Yeah, on reflection, that statement I made is not a maybe/sort of, it's a no/not at all, as you say. I guess I was lazy and didn't think that through: what "Ethics" "is" ultimately gets defined by the people already in power who benefit most by defining their unethical behavior as actually ethical, and their opponents behavior, whether ethical or not, as unethical. In other words: "My bad behavior isn't bad, it's good, because I support the system as-it-is, which is good by definition, and hey, you're just complaining about 'a few bad apples', but your bad (and good) behavior is very bad because you're a dangerous and subversive [insert pejorative] and (more to the point): Hey! You don't even have standing here, go away." That is, I guess, more or less, the established order. "History is written by the victors" may be an oversimplification, but is nonetheless part of a larger, very real phenomenon.

Wasn't familiar with Brickman, thanks for sharing him.

Comment Re:Ethics (Score 1) 51

Yeah, that's a definitely a thing, though for the most part, that's willful ignorance, since the foundation of ethics (an innate sense of fairness) is rooted in biology [citations widely available]. And "do onto others" isn't quantum physics.

Though you're right there is a fourth group that legitimately "doesn't understand what ethics even is", though I think that group is vanishingly small, and most people with an IQ above 50 that couldn't tell you what "ethics" is know what the "golden rule" is.

"Fake Kevin Bacon" definitely knows what ethics is and understands it perfectly well, he just chooses to engage in the opposite. He's a perfect example of someone in group #2.

Comment Ethics (Score 5, Interesting) 51

"I think that lawyers who understand how to effectively and ethically use generative AI replace lawyers who don't,"

There are three kinds of people in the world:

1. Those who strive to behave ethically.
2. Those who don't give a damn about ethics at all and make no bones about it.
3. Those who pretend to behave ethically.

People who want to "do the right thing" aren't a problem. They sometimes make mistakes, but try to correct them. I think this is most people, like more than 80%.

People who don't give a damn aren't really a problem either, since in a world populated by mostly good people, they'll ultimately be shamed and marginalized or end up in jail.

People who can successfully project the illusion of behaving ethically when they have no intention in doing so are a HUGE problem. While there aren't a lot of them, they're highly concentrated in positions of power and hold most of the world's wealth.

Maybe in the field of law, you can sort of cancel out the pretenders over time, since everything is (ostensibly) reviewed, so maybe "AI" will help the unabashedly unethical lawyers to self-destruct, but everywhere else, the problem remains, and "AI" is mostly going to make them worse.

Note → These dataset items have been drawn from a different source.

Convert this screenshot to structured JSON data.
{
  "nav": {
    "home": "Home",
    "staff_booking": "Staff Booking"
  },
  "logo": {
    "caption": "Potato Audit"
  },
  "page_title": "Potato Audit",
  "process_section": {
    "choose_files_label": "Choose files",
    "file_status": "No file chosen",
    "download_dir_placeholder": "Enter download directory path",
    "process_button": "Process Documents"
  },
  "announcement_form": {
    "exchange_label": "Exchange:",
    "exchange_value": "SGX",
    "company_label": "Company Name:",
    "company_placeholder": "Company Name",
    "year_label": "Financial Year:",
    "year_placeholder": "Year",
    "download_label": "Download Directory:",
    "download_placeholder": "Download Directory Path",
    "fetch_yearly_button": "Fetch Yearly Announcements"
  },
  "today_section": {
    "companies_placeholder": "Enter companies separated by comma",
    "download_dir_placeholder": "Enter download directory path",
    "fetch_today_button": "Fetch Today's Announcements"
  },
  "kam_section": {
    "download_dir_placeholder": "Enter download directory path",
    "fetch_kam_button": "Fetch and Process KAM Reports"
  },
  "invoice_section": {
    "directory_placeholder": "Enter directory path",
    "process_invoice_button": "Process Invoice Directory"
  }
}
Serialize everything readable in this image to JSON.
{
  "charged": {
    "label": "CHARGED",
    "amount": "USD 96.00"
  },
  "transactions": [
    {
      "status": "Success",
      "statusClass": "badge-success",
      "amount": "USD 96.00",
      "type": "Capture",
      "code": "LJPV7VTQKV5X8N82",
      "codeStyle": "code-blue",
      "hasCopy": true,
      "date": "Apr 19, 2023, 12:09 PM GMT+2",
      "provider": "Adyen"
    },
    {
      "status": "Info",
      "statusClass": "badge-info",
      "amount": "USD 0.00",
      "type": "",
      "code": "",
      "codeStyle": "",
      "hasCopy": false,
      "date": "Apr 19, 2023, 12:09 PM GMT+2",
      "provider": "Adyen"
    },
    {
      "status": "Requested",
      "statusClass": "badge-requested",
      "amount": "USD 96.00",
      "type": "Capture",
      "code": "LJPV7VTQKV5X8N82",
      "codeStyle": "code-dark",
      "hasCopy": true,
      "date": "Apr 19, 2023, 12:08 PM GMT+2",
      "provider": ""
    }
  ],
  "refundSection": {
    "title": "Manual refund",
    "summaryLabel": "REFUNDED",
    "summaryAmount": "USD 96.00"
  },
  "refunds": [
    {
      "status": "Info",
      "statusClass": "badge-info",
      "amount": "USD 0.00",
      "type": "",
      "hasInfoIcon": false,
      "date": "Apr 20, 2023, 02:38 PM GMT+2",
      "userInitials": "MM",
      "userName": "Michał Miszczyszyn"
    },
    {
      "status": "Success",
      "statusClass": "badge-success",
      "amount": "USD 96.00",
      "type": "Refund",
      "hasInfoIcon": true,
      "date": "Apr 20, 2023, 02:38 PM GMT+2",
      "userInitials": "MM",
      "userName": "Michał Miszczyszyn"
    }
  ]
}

Comment baffling (Score 1) 139

It baffles the mind that Microsoftware - known for decades for being unreliable shit - is allowed on space missions at all, no matter how uncritical the role. The potential for malware alone is ludicrous. "Hey, pay us 2500 bitcoins if you want your space capsule back".

Then again, I figure the days when NASA did the right stuff are long past.

Comment Re:Oh but it works very well (Score 2) 73

This is so true, so true.

And it's not even US specific. In the wake of the Ukraine war, German parliament voted to give itself 100 billion of additional taxpayer money (i.e. debt) to spend on defense. Recently a report came out of all the money spent so far, 90% did not go towards the intended purpose.

Why any of the jokers in charge of our governments are still not in jail baffles me more and more every year. Oh yes, it's because they make the rules, sorry, my bad.